On many levels, Jewish day schools are flourishing in the United States. Notwithstanding our nation’s many good public school systems, high-quality private school opportunities and a history of integrating immigrants, Jewish day schools have successfully offered an alternative that seeks to balance Jewish knowledge and culture with quality secular education and an involvement in and appreciation of the wider world. But despite its many successes, all is not well with the day-school movement.
First, high-quality Jewish day-school education doesn’t come cheap. And with the exception of haredi Orthodox day schools, Jewish day-school enrollment is flat or declining.
In an effort to stanch the flow of students and money to other private schools, five prominent national day-school organizations representing 375 Reform, Conservative, modern Orthodox and nondenominational schools — where, collectively, 100,000 students are enrolled — announced last week that they will combine into a single umbrella association. (This association of the Jewish Community Day School Network, the Partnership for Excellence in Jewish Education, Yeshiva University School Partnership, the Schechter Day School Network and Day Schools of Reform Judaism does not include Torah U’Mesorah and other haredi yeshiva day school associations, which account for the remaining 125,000 Jewish school-age children who are enrolled in those schools.)
The merged organization will advocate for the day school movement and provide professional training and other services in the hope of saving as much as $1 million in efficiencies. In a larger sense, the new umbrella organization will demonstrate Jewish unity by emphasizing the commonality these Jewish schools share. After all, there are no theological controversies in pedagogy, professional training, special needs students, fundraising, networking and IT support.
Some might be concerned that in the merging and streamlining of the various (and sometimes conflicting) religious philosophies of the constituent schools and their associations, the defining character of each of the respective Jewish streams will get lost.

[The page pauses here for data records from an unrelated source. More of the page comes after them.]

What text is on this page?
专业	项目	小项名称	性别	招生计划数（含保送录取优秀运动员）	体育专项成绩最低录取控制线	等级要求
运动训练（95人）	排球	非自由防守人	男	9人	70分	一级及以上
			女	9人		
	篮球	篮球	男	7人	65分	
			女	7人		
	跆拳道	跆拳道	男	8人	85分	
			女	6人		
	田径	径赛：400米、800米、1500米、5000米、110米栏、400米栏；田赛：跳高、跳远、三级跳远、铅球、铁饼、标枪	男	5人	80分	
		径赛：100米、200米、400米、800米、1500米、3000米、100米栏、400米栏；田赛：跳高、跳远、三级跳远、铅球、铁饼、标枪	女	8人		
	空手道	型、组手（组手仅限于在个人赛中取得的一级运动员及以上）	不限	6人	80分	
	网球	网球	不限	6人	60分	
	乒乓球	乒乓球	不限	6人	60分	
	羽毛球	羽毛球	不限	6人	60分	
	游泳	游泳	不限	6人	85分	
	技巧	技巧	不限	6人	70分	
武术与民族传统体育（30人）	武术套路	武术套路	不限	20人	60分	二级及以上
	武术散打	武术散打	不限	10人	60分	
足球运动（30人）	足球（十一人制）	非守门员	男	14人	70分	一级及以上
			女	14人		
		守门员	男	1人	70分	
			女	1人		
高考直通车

We trust that those building the new organization are keeping those concerns in mind. But at the end of the day, we all win when all Jewish schools, no matter their affiliation, improve their functionality, increase their enrollments and strengthen their bottom lines. That was one of the significant takeaways from the latest round of Pew analyses — which made clear that so many things correlate with attending a Jewish day school, from identification with Israel to synagogue attendance and Jewish generational continuity. Indeed, in light of that long-known reality, it’s a wonder that it has taken this long for the kind of communal support to materialize to make this new umbrella organization possible.
So far, the initiative is going by the placeholder name “NewOrg.” But it might just signify a new horizon ahead. We look forward to NewOrg contributing to a flourishing day school world.